According to Plassmann et al., “...a basic assumption in economics is that experienced pleasantness (EP) from consuming a good depends only on its intrinsic properties and on the state of the individual.” (Proc Natl Acad Sci  105: 1050–1054). By contrast, it is known by so-called marketers that EP can be influenced by “...changing properties of commodities, such as prices, that are unrelated to their intrinsic qualities or to the consumer's state.” To further elucidate these discrepancies, Plassmann and colleagues proceeded to investigate the neural associations of EP, by assessing both the subjectively reported perceived pleasure and the modulated blood-oxygen-level-dependent signal in the medial orbitofrontal cortex of the brain, an area of the brain in which activity is associated with the perception of EP. Subjects randomly tasted three different wines in a series of six tastings, during which the price of each wine was varied. Not only did the price of the wine influence the subjectively reported EP, but also the activity in several areas of the brain associated with behavioral ratings for taste, odors and music. There were no changes in activity in the areas associated with primary taste. These findings support the concept that EP is computed by the brain in a hierarchical manner that incorporates both actual sensory properties as well as expectations.

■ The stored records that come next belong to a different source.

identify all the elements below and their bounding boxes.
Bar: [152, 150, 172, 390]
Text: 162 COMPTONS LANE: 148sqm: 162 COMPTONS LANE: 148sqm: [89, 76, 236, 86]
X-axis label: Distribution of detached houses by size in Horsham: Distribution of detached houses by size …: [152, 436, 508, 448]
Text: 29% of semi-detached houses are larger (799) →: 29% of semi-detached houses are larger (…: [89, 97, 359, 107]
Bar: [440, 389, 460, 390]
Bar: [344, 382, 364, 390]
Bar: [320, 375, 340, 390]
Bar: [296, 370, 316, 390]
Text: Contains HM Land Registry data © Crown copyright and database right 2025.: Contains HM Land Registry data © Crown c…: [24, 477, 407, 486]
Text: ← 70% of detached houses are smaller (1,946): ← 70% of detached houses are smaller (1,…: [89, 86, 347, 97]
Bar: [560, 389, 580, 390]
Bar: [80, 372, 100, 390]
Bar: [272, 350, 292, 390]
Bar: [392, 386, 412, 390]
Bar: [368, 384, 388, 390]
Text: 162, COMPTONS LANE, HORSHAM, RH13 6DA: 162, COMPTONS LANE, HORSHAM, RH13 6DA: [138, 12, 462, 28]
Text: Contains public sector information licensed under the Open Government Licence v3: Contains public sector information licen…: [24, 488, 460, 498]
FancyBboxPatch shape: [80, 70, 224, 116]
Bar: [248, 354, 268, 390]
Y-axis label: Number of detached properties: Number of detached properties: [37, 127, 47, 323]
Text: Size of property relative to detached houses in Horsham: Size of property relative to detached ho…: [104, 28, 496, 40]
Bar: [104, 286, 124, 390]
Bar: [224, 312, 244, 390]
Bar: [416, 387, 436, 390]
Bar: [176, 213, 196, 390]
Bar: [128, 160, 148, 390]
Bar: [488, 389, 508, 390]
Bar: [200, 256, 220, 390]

...such insights...will help us to develop models for improving medical care while, hopefully, allowing us to reduce medical expenditures without reducing the perceived benefits from higher costs of care
This study reminds me of an experiment I did for a college psychology course. I prepared cookies and milk using the same recipe, but varied the color of each. Subjects then tasted the cookies and milk in a random manner, both while blindfolded and while being allowed to see the food and drink. As expected, I found that, while blindfolded, the cookies and milk were rated similarly, but that there were different preferences according to color—the subjects did not like blue milk!
Certainly, Plassmann and colleagues have taken a step further in explaining neuronal function in economic terms that also impact on psychology. These findings are consistent with the psychological concept of cognitive dissonance and also help to explain aspects of the placebo response. Marketers have recognized the outcomes of these findings without knowledge of the neuronal mechanisms. Certainly, brand image has been used forever in advertising campaigns and we see this on a daily basis with patients who come to our offices requesting that they be prescribed a particular brand-name pharmaceutical over a cheaper (identical) generic item. One would also anticipate that higher physician charges would be perceived as providing more EP, and hence, a better subjective outcome. Similarly, the 'price' of multiple visits has been shown to enhance the placebo response in clinical trials (Gastroenterology  126: 1257–1269).
On a day-to-day basis, such insights into how to make our patients feel better and how the brain integrates our senses into a feeling of well being will help us to develop models for improving medical care while, hopefully, allowing us to reduce medical expenditures without reducing the perceived benefits from higher costs of care.
The author declares no competing financial interests.